6. Wald als Eigentum
Etliche Waldbesitzende sind nicht mehr in der Lage, ihren Wald angemessen zu bewirtschaften. Wenn Waldbesitzende ihren Wald abgeben wollen und keine anderen Kaufinteressierten vorhanden sind, muss das Land diese Flächen durch Ankauf oder Pachtmodelle in eine gemeinwohlorientierte Bewirtschaftung überführen.

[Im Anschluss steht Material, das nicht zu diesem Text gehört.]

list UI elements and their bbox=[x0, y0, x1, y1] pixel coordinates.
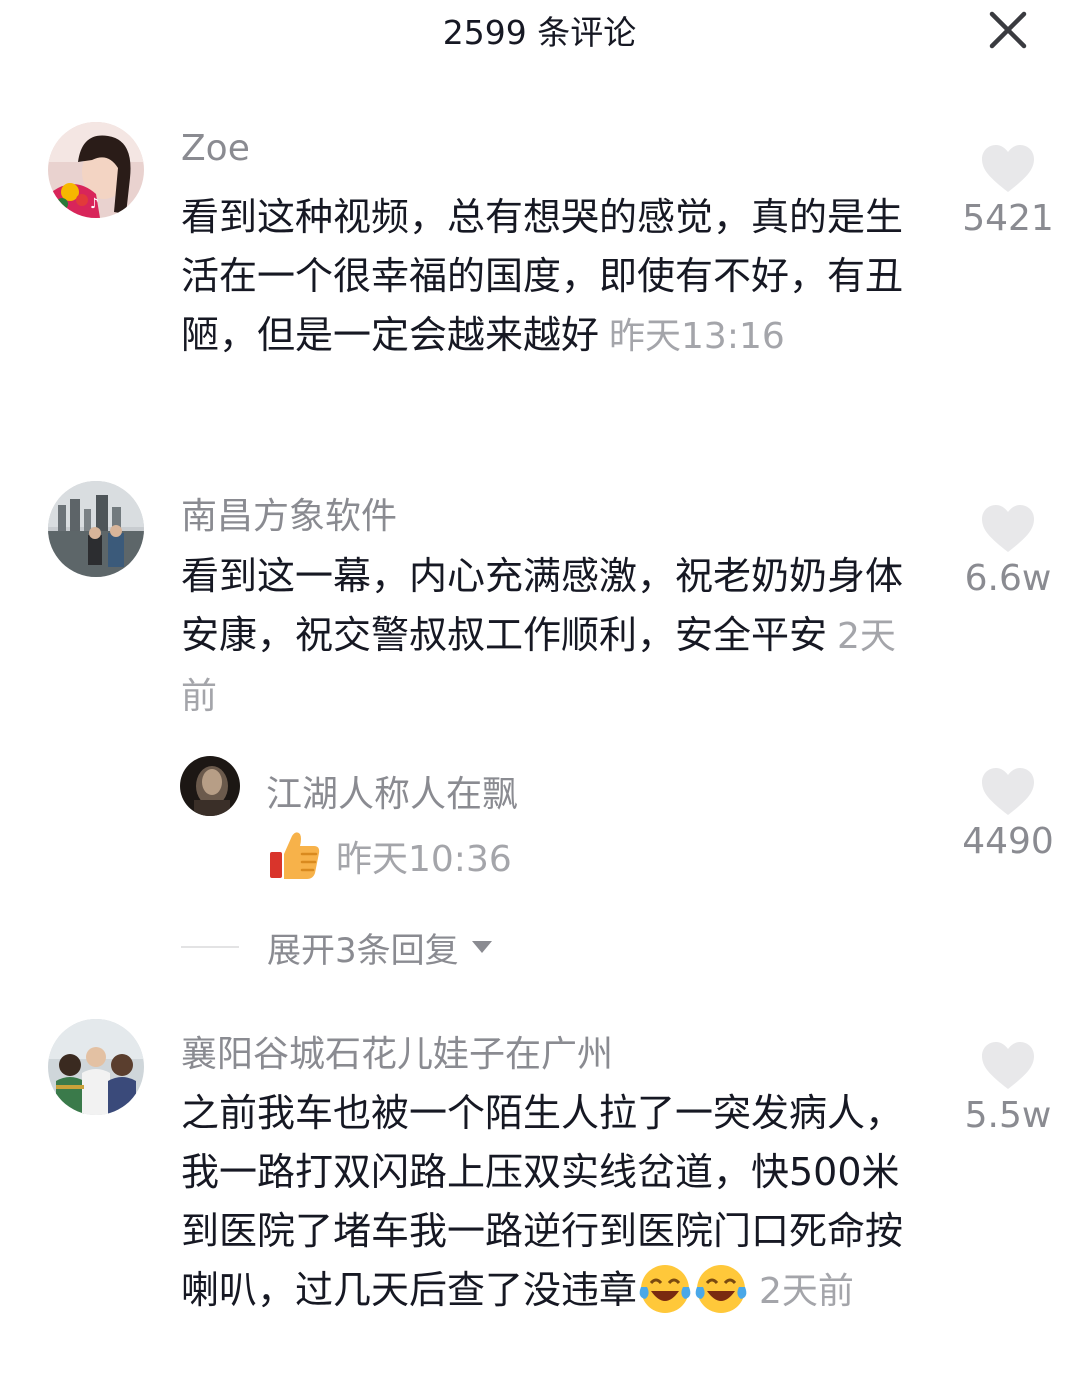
like-button[interactable]: 6.6w bbox=[943, 504, 1073, 599]
expand-replies-label: 展开3条回复 bbox=[267, 930, 459, 971]
thumbs-up-icon bbox=[270, 832, 320, 879]
comment-text-block: 之前我车也被一个陌生人拉了一突发病人，我一路打双闪路上压双实线岔道，快500米到… bbox=[181, 1084, 911, 1321]
reply-time: 昨天10:36 bbox=[336, 839, 512, 880]
expand-replies-button[interactable]: 展开3条回复 bbox=[181, 925, 493, 971]
comment-text: 看到这种视频，总有想哭的感觉，真的是生活在一个很幸福的国度，即使有不好，有丑陋，… bbox=[181, 195, 904, 357]
heart-icon[interactable] bbox=[980, 1041, 1036, 1091]
caret-down-icon bbox=[471, 941, 492, 953]
comments-header: 2599 条评论 bbox=[0, 0, 1079, 60]
like-button[interactable]: 5421 bbox=[943, 144, 1073, 239]
comment-username[interactable]: Zoe bbox=[181, 128, 250, 169]
avatar[interactable] bbox=[48, 1019, 144, 1115]
close-icon[interactable] bbox=[984, 6, 1032, 54]
comment-text-block: 看到这一幕，内心充满感激，祝老奶奶身体安康，祝交警叔叔工作顺利，安全平安 2天前 bbox=[181, 547, 911, 726]
comment-time: 2天前 bbox=[759, 1271, 854, 1312]
svg-text:♪: ♪ bbox=[90, 196, 99, 212]
laughing-tears-icon bbox=[695, 1265, 747, 1313]
reply-username[interactable]: 江湖人称人在飘 bbox=[266, 765, 518, 817]
reply-avatar[interactable] bbox=[180, 756, 240, 816]
comment-count-title: 2599 条评论 bbox=[442, 13, 637, 52]
like-count: 4490 bbox=[962, 821, 1054, 862]
laughing-tears-icon bbox=[639, 1265, 691, 1313]
like-count: 5.5w bbox=[964, 1095, 1052, 1136]
close-button[interactable] bbox=[984, 6, 1032, 54]
comment-text-block: 看到这种视频，总有想哭的感觉，真的是生活在一个很幸福的国度，即使有不好，有丑陋，… bbox=[181, 188, 911, 366]
heart-icon[interactable] bbox=[980, 504, 1036, 554]
heart-icon[interactable] bbox=[980, 767, 1036, 817]
like-count: 6.6w bbox=[964, 558, 1052, 599]
like-count: 5421 bbox=[962, 198, 1054, 239]
divider bbox=[181, 946, 239, 948]
avatar[interactable]: ♪ bbox=[48, 122, 144, 218]
reply-meta: 昨天10:36 bbox=[266, 828, 512, 884]
comment-time: 昨天13:16 bbox=[609, 316, 785, 357]
like-button[interactable]: 5.5w bbox=[943, 1041, 1073, 1136]
reply-like-button[interactable]: 4490 bbox=[943, 767, 1073, 862]
comment-text: 看到这一幕，内心充满感激，祝老奶奶身体安康，祝交警叔叔工作顺利，安全平安 bbox=[181, 554, 904, 657]
avatar[interactable] bbox=[48, 481, 144, 577]
comment-username[interactable]: 南昌方象软件 bbox=[181, 487, 397, 539]
comment-username[interactable]: 襄阳谷城石花儿娃子在广州 bbox=[181, 1025, 613, 1077]
heart-icon[interactable] bbox=[980, 144, 1036, 194]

7. Waldbaukonzepte permanent evaluieren
In den letzten Jahrzehnten wurden Waldbauprogramme auf ökologischer Grundlage entwickelt. Ziel war es, strukturreiche Wälder mit hoher Artenvielfalt und hoher Stabilität zu schaffen, um für die Waldbewirtschaftung mit all ihren Facetten eine Basis zu haben. Die aktuelle Entwicklung zeigt jedoch, dass die Konzepte, die sich am starren Modell der potenziell natürlichen Vegetation orientieren, ihre Zielsetzung unter den Bedingungen des schnellen Klimawandels nur bedingt erreichen können. Die Zeit ist zu kurz, um angesichts der Langfristigkeit der Prozesse strukturreiche Waldbilder auf natürlichem Weg zu erreichen. Die standortgerechte Eignung angepasster Baumarten, die teils fremdländischer Herkunft sein können, sind sowohl hinsichtlich der Ertragsfähigkeit als auch ihrer Auswirkungen auf unsere Ökosysteme zu prüfen. Behandlungskonzepte zum Erhalt der Wassergüte, der Bodenfruchtbarkeit und für neue, ökologisch wertvolle und leistungsfähige Waldent-wicklungstypen müssen untereinander scharnieren.
8. Regenerative Energien
Für die regenerative Energiegewinnung auf Waldflächen sollen Leitplanken und tragfähige Konzepte gemeinsam mit den Verbänden entwickelt und Personal qualifiziert werden.
9. Forstliche Förderung
Die forstliche Förderung muss einfach, für jeden umsetzbar und erfolgreich gestaltet werden. Einen fast totalen Ausfall wie nach Kyrill darf es nicht noch einmal geben.
Fazit: Der Wald ist systemrelevant und die Herausforderungen sind groß.